Conflict and Violence Related to Religion*
Iraq is in an unprecedented humanitarian crises. Following the brutal rise of the Islamic State (IS) in August 2014, many thousands of persons belonging to Iraq’s ethnic and religious minorities have been murdered, maimed, abducted, tortured, displaced, including forced into marriage or sexual enslavement, and children taken into training camps. Property has been marked and looted while cultural and religious heritages have been destroyed.
Around 2 million displaced Iraqis and Syrian refugees sought refuge in the Kurdistan Region of Iraq, with little more than the clothes on their backs.
Both the USA and the European Parliament has declared that IS/Daesh is committing a genocide against Christians and Yazidis, and other religious and ethnic minorities.
Christians, who numbered around 1.3 million in the year 2000, are now estimated to be as low as 250,000 persons only. Most Christians fled to the Christian suburb of Erbil called Ankawa. Here in 2014 they fled only to find themselves living in unfinished buildings with exposed wiring and water leaks, church halls and sanctuaries, gardens and in tents. Now, in 2016 and little hope of returning to their homes in the Nineveh Plains, they live in difficult conditions in internally displaced camps or sharing small apartments with many families.

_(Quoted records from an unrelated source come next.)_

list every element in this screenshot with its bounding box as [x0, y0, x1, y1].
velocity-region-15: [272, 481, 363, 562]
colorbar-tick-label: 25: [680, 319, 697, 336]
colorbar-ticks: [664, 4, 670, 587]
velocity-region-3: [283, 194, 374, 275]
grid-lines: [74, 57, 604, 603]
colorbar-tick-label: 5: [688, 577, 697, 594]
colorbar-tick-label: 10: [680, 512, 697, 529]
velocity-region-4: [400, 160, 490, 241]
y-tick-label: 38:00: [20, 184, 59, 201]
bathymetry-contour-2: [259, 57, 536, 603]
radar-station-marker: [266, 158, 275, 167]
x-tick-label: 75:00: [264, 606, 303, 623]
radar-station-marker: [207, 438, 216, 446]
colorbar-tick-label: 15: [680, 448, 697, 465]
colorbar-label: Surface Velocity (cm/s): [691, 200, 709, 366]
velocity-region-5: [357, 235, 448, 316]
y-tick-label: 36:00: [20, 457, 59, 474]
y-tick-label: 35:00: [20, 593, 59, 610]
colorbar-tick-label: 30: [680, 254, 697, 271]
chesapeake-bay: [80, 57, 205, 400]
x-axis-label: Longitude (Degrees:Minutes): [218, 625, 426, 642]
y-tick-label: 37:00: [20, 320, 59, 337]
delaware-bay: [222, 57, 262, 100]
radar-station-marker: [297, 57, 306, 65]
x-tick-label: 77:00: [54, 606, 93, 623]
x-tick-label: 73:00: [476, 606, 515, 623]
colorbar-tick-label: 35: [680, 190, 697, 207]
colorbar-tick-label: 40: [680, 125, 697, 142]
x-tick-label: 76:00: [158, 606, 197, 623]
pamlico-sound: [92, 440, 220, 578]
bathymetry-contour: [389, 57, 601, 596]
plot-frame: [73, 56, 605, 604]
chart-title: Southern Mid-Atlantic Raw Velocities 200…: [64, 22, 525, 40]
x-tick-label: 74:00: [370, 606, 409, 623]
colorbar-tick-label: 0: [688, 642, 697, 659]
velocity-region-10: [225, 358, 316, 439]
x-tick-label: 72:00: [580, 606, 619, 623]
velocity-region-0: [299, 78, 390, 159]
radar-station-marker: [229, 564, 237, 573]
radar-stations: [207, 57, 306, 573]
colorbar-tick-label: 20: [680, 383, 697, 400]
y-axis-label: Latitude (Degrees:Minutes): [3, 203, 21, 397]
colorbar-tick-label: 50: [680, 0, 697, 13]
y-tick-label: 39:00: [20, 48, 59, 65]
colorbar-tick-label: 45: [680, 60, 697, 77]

Over 5000 Yezidi women and girls were captured and sold as sex slaves. Thousands still remain in captivity and are trafficked throughout Iraq, Syria and the Middle East. Those that have managed to escape have suffered unimaginable cruelty and trauma. Prior to June 2014 it was estimated that the Yezidi population was about 700 000, now it has fallen to 500 000, of which most live in displaced camps. They are desperately depending on aid for their survival.
* Taken from “Religious Minorities of Iraq” (Shai Fund)
As shown in the Pew Research chart below, the global median score for social hostilities involving religion is 2.4 on a 10-point scale, where 10 is high. Iraq’s rating is 7.4, meaning it has very high social hostilities involving religion. The global median score for governmental restrictions on religious freedom is 3.1. Iraq has high governmental restrictions on religious freedom with a score of 6.4.